US lawsuit against MGM and associated parties ended after settlement reached between the two sides.
Back in the summer it emerged that MGM and associated parties were being sued because of the labelling on their James Bond DVD and BluRay box sets.
The class action was brought about because although the box sets were described as containing all the 007 films, it turned out two were missing.
The box sets contained all the films in Eon Productions series. But the box sets lacked both Casino Royale (1967) and Never Say Never Again (1983), although I believe all the included titles were listed on the packaging and marketing materials.
The two latter titles are often referred to as “unofficial” by fans, although it should be noted the rights to each were assigned separately from Ian Fleming’s other titles and so are perfectly official. The rights to Casino Royale had been sold separately, while Never Say Never Again was based on Thunderball.

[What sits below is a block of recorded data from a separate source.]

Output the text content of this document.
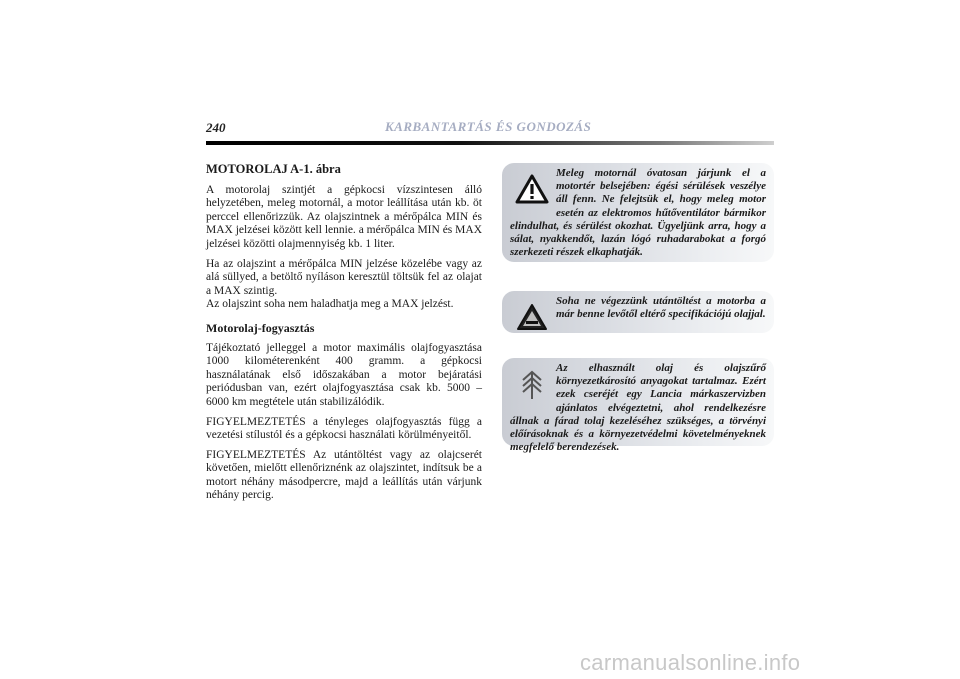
240	KARBANTARTÁS ÉS GONDOZÁS
MOTOROLAJ A-1. ábra

A motorolaj szintjét a gépkocsi vízszintesen álló helyzetében, meleg motornál, a motor leállítása után kb. öt perccel ellenőrizzük. Az olajszintnek a mérőpálca MIN és MAX jelzései között kell lennie. a mérőpálca MIN és MAX jelzései közötti olajmennyiség kb. 1 liter.

Ha az olajszint a mérőpálca MIN jelzése közelébe vagy az alá süllyed, a betöltő nyíláson keresztül töltsük fel az olajat a MAX szintig.

Az olajszint soha nem haladhatja meg a MAX jelzést.

Motorolaj-fogyasztás

Tájékoztató jelleggel a motor maximális olajfogyasztása 1000 kilométerenként 400 gramm. a gépkocsi használatának első időszakában a motor bejáratási periódusban van, ezért olajfogyasztása csak kb. 5000 – 6000 km megtétele után stabilizálódik.

FIGYELMEZTETÉS a tényleges olajfogyasztás függ a vezetési stílustól és a gépkocsi használati körülményeitől.

FIGYELMEZTETÉS Az utántöltést vagy az olajcserét követően, mielőtt ellenőriznénk az olajszintet, indítsuk be a motort néhány másodpercre, majd a leállítás után várjunk néhány percig.

Meleg motornál óvatosan járjunk el a motortér belsejében: égési sérülések veszélye áll fenn. Ne felejtsük el, hogy meleg motor esetén az elektromos hűtőventilátor bármikor elindulhat, és sérülést okozhat. Ügyeljünk arra, hogy a sálat, nyakkendőt, lazán lógó ruhadarabokat a forgó szerkezeti részek elkaphatják.
Soha ne végezzünk utántöltést a motorba a már benne levőtől eltérő specifikációjú olajjal.
Az elhasznált olaj és olajszűrő környezetkárosító anyagokat tartalmaz. Ezért ezek cseréjét egy Lancia márkaszervizben ajánlatos elvégeztetni, ahol rendelkezésre állnak a fárad tolaj kezeléséhez szükséges, a törvényi előírásoknak és a környezetvédelmi követelményeknek megfelelő berendezések.
carmanualsonline.info
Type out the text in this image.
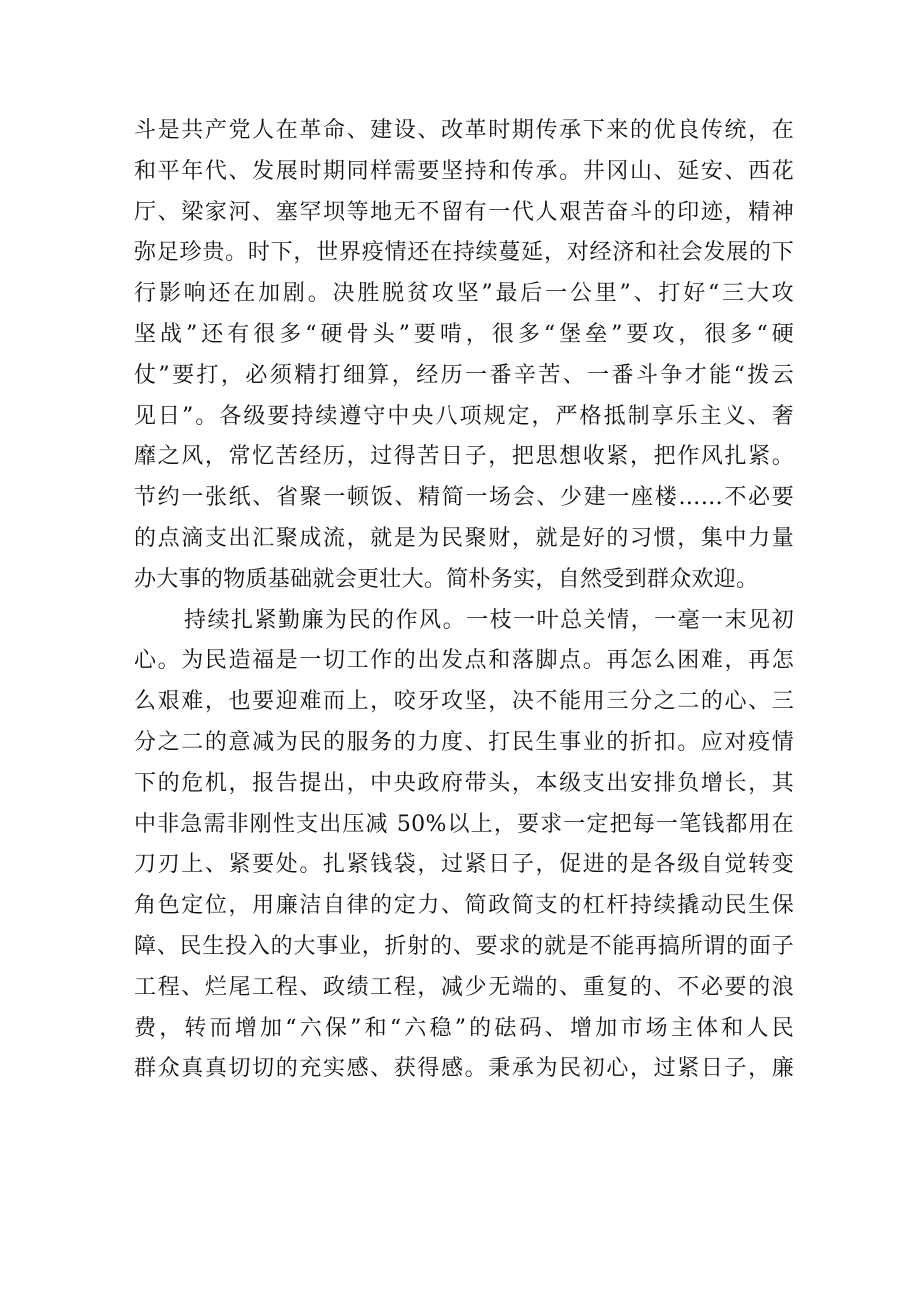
斗是共产党人在革命、建设、改革时期传承下来的优良传统，在
和平年代、发展时期同样需要坚持和传承。井冈山、延安、西花
厅、梁家河、塞罕坝等地无不留有一代人艰苦奋斗的印迹，精神
弥足珍贵。时下，世界疫情还在持续蔓延，对经济和社会发展的下
行影响还在加剧。决胜脱贫攻坚”最后一公里”、打好“三大攻
坚战”还有很多“硬骨头”要啃，很多“堡垒”要攻，很多“硬
仗”要打，必须精打细算，经历一番辛苦、一番斗争才能“拨云
见日”。各级要持续遵守中央八项规定，严格抵制享乐主义、奢
靡之风，常忆苦经历，过得苦日子，把思想收紧，把作风扎紧。
节约一张纸、省聚一顿饭、精简一场会、少建一座楼……不必要
的点滴支出汇聚成流，就是为民聚财，就是好的习惯，集中力量
办大事的物质基础就会更壮大。简朴务实，自然受到群众欢迎。
持续扎紧勤廉为民的作风。一枝一叶总关情，一毫一末见初
心。为民造福是一切工作的出发点和落脚点。再怎么困难，再怎
么艰难，也要迎难而上，咬牙攻坚，决不能用三分之二的心、三
分之二的意减为民的服务的力度、打民生事业的折扣。应对疫情
下的危机，报告提出，中央政府带头，本级支出安排负增长，其
中非急需非刚性支出压减 50%以上，要求一定把每一笔钱都用在
刀刃上、紧要处。扎紧钱袋，过紧日子，促进的是各级自觉转变
角色定位，用廉洁自律的定力、简政简支的杠杆持续撬动民生保
障、民生投入的大事业，折射的、要求的就是不能再搞所谓的面子
工程、烂尾工程、政绩工程，减少无端的、重复的、不必要的浪
费，转而增加“六保”和“六稳”的砝码、增加市场主体和人民
群众真真切切的充实感、获得感。秉承为民初心，过紧日子，廉
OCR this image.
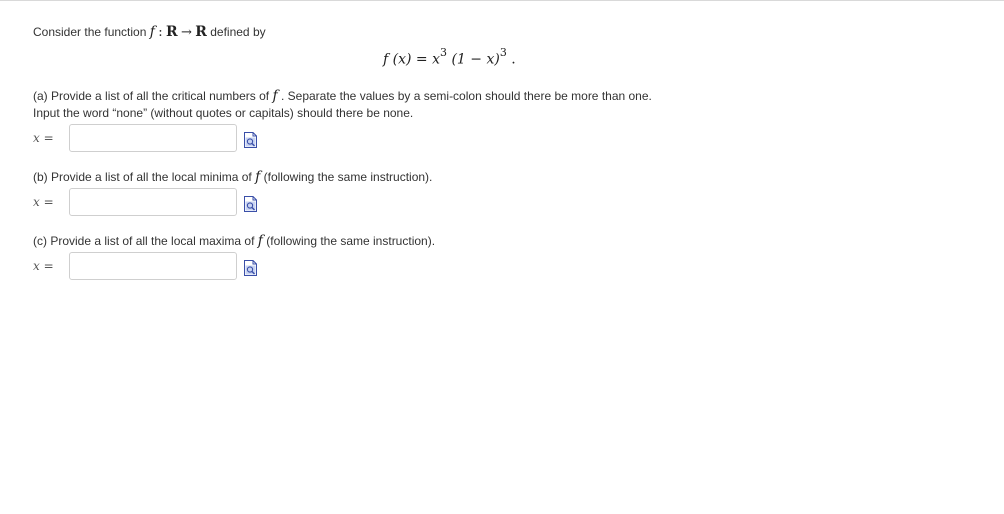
Consider the function f : R → R defined by
f $(x) = x^3$ $(1 - x)^3$ .
(a) Provide a list of all the critical numbers of f . Separate the values by a semi-colon should there be more than one.
Input the word “none” (without quotes or capitals) should there be none.
x =
(b) Provide a list of all the local minima of f (following the same instruction).
x =
(c) Provide a list of all the local maxima of f (following the same instruction).
x =
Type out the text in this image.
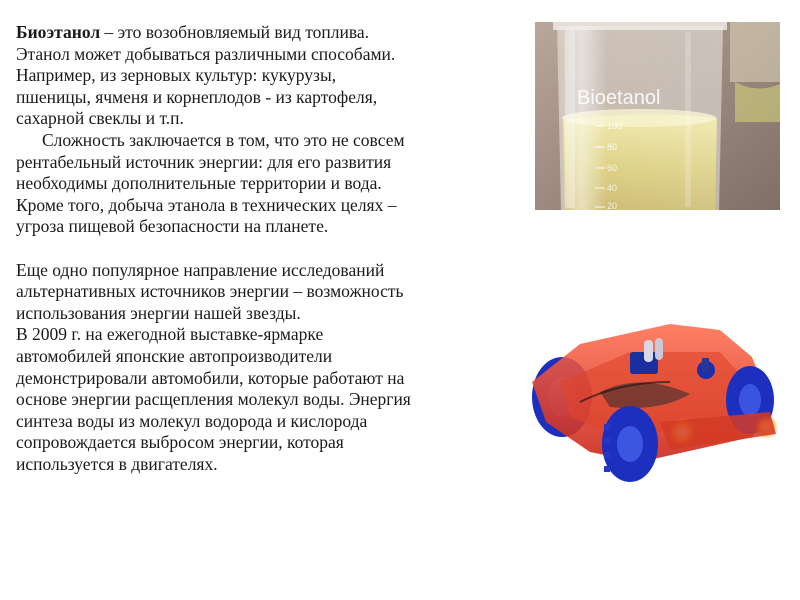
Биоэтанол – это возобновляемый вид топлива.

Этанол может добываться различными способами.

Например, из зерновых культур: кукурузы,

пшеницы, ячменя и корнеплодов - из картофеля,

сахарной свеклы и т.п.

Сложность заключается в том, что это не совсем

рентабельный источник энергии: для его развития

необходимы дополнительные территории и вода.

Кроме того, добыча этанола в технических целях –

угроза пищевой безопасности на планете.

Еще одно популярное направление исследований

альтернативных источников энергии – возможность

использования энергии нашей звезды.

В 2009 г. на ежегодной выставке-ярмарке

автомобилей японские автопроизводители

демонстрировали автомобили, которые работают на

основе энергии расщепления молекул воды. Энергия

синтеза воды из молекул водорода и кислорода

сопровождается выбросом энергии, которая

используется в двигателях.

Bioetanol
100
80
60
40
20
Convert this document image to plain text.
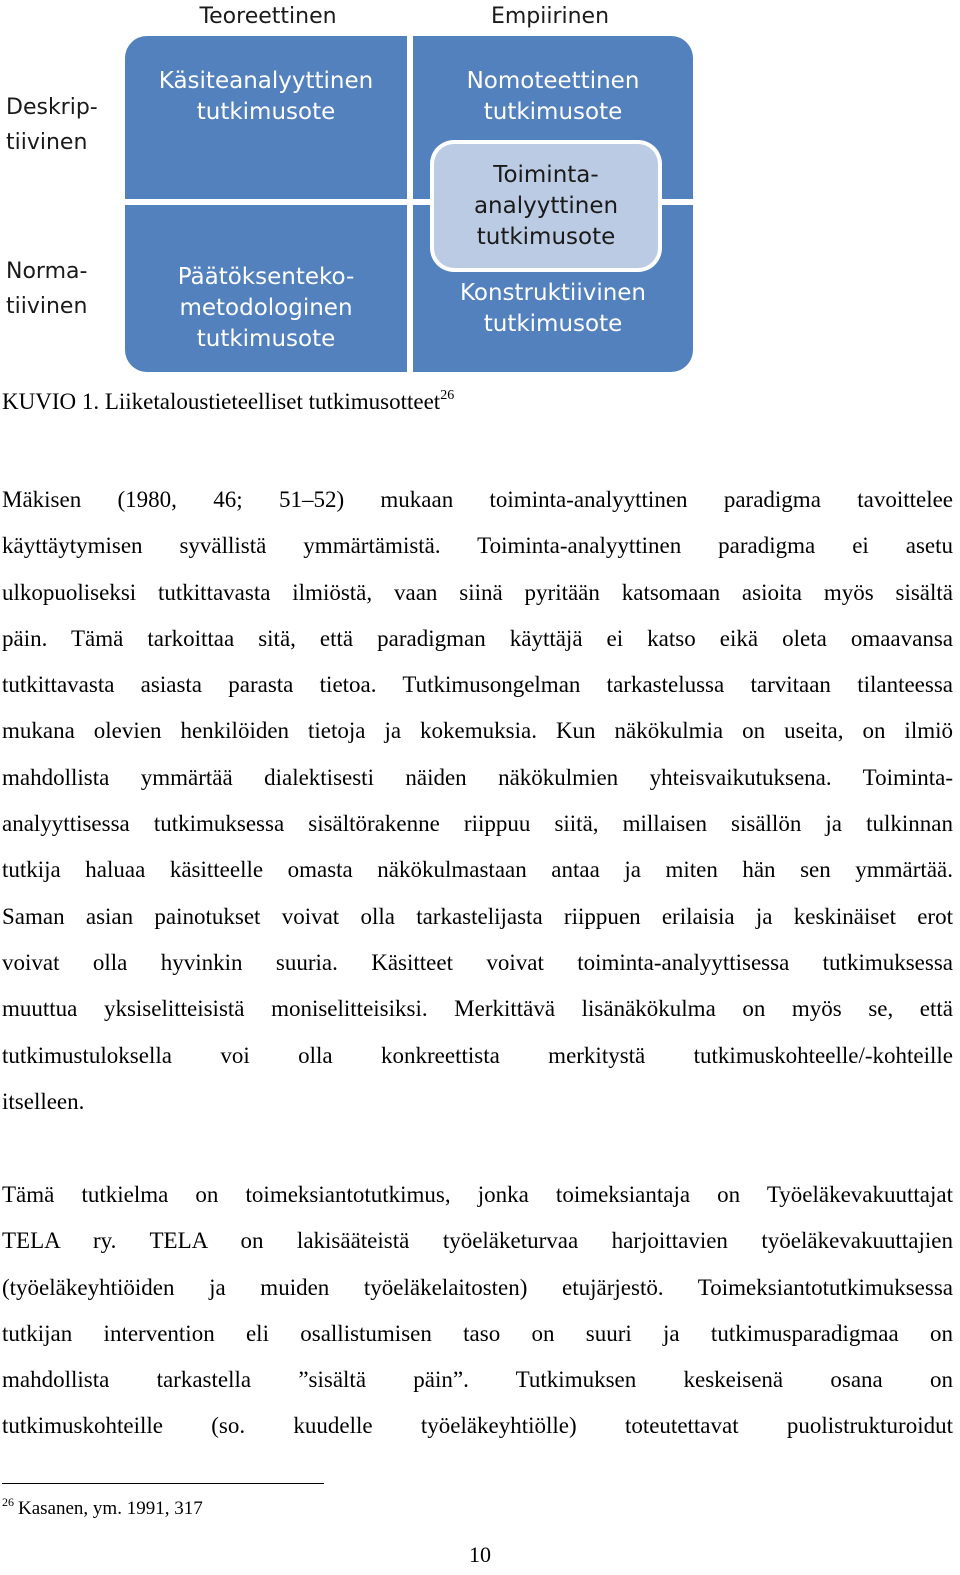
Teoreettinen	Empiirinen
Deskrip-
tiivinen
Norma-
tiivinen
Käsiteanalyyttinen
tutkimusote
Nomoteettinen
tutkimusote
Päätöksenteko-
metodologinen
tutkimusote
Konstruktiivinen
tutkimusote
Toiminta-
analyyttinen
tutkimusote
KUVIO 1. Liiketaloustieteelliset tutkimusotteet$^{26}$
Mäkisen (1980, 46; 51–52) mukaan toiminta-analyyttinen paradigma tavoittelee
käyttäytymisen syvällistä ymmärtämistä. Toiminta-analyyttinen paradigma ei asetu
ulkopuoliseksi tutkittavasta ilmiöstä, vaan siinä pyritään katsomaan asioita myös sisältä
päin. Tämä tarkoittaa sitä, että paradigman käyttäjä ei katso eikä oleta omaavansa
tutkittavasta asiasta parasta tietoa. Tutkimusongelman tarkastelussa tarvitaan tilanteessa
mukana olevien henkilöiden tietoja ja kokemuksia. Kun näkökulmia on useita, on ilmiö
mahdollista ymmärtää dialektisesti näiden näkökulmien yhteisvaikutuksena. Toiminta-
analyyttisessa tutkimuksessa sisältörakenne riippuu siitä, millaisen sisällön ja tulkinnan
tutkija haluaa käsitteelle omasta näkökulmastaan antaa ja miten hän sen ymmärtää.
Saman asian painotukset voivat olla tarkastelijasta riippuen erilaisia ja keskinäiset erot
voivat olla hyvinkin suuria. Käsitteet voivat toiminta-analyyttisessa tutkimuksessa
muuttua yksiselitteisistä moniselitteisiksi. Merkittävä lisänäkökulma on myös se, että
tutkimustuloksella voi olla konkreettista merkitystä tutkimuskohteelle/-kohteille
itselleen.
Tämä tutkielma on toimeksiantotutkimus, jonka toimeksiantaja on Työeläkevakuuttajat
TELA ry. TELA on lakisääteistä työeläketurvaa harjoittavien työeläkevakuuttajien
(työeläkeyhtiöiden ja muiden työeläkelaitosten) etujärjestö. Toimeksiantotutkimuksessa
tutkijan intervention eli osallistumisen taso on suuri ja tutkimusparadigmaa on
mahdollista tarkastella ”sisältä päin”. Tutkimuksen keskeisenä osana on
tutkimuskohteille (so. kuudelle työeläkeyhtiölle) toteutettavat puolistrukturoidut
$^{26}$ Kasanen, ym. 1991, 317
10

Those rights were assigned in the 1960s to Kevin McClory after he sued Ian Fleming for plagiarism. Thunderball was produced by McClory for Eon after Cubby Broccoli and Harry Saltzman brought him into their series to head off the threat of a rival Bond series. More recently MGM has been assigned the rights to both films, meaning they could have easily included them should they have wanted to.
My personal view is that the case has little to stand on. Anyone buying a box set is, by definition, more than simply a casual fan and would know the history of the two films not included.
I ran this idea past a non-US lawyer (my wife). Although not her area of expertise, her view is that the case isn’t absolutely without merit but, in her words, “trivial”, and basically a try on. Bear in mind the difference in legal systems between the United States and its culture of litigation versus Spain, where we live.
Last week lawyers for the plaintiff issued a press release announcing that the case had been settled, stating:
The Court has not determined who is right. Rather, both sides have agreed to settle the lawsuit to avoid the uncertainties and expenses of continuing the lawsuit. By agreeing to settle, both sides avoid the cost and risk of a trial, and the people affected will get a chance to receive benefits.
This settlement applies in the US only and means anyone who can prove they bought one of the box sets named in the settlement before 2018 will be able to access a digital copy of the two missing films.
Click here to find out if you are eligible for details of the settlement.
From MGM’s point of view it makes sense to settle unless they were certain of winning. After all, providing digital copies to stream or download is a far cheaper option than providing discs by mail. But for anyone genuinely disappointed they didn’t receive the two missing films, I wonder if they will truly be satisfied.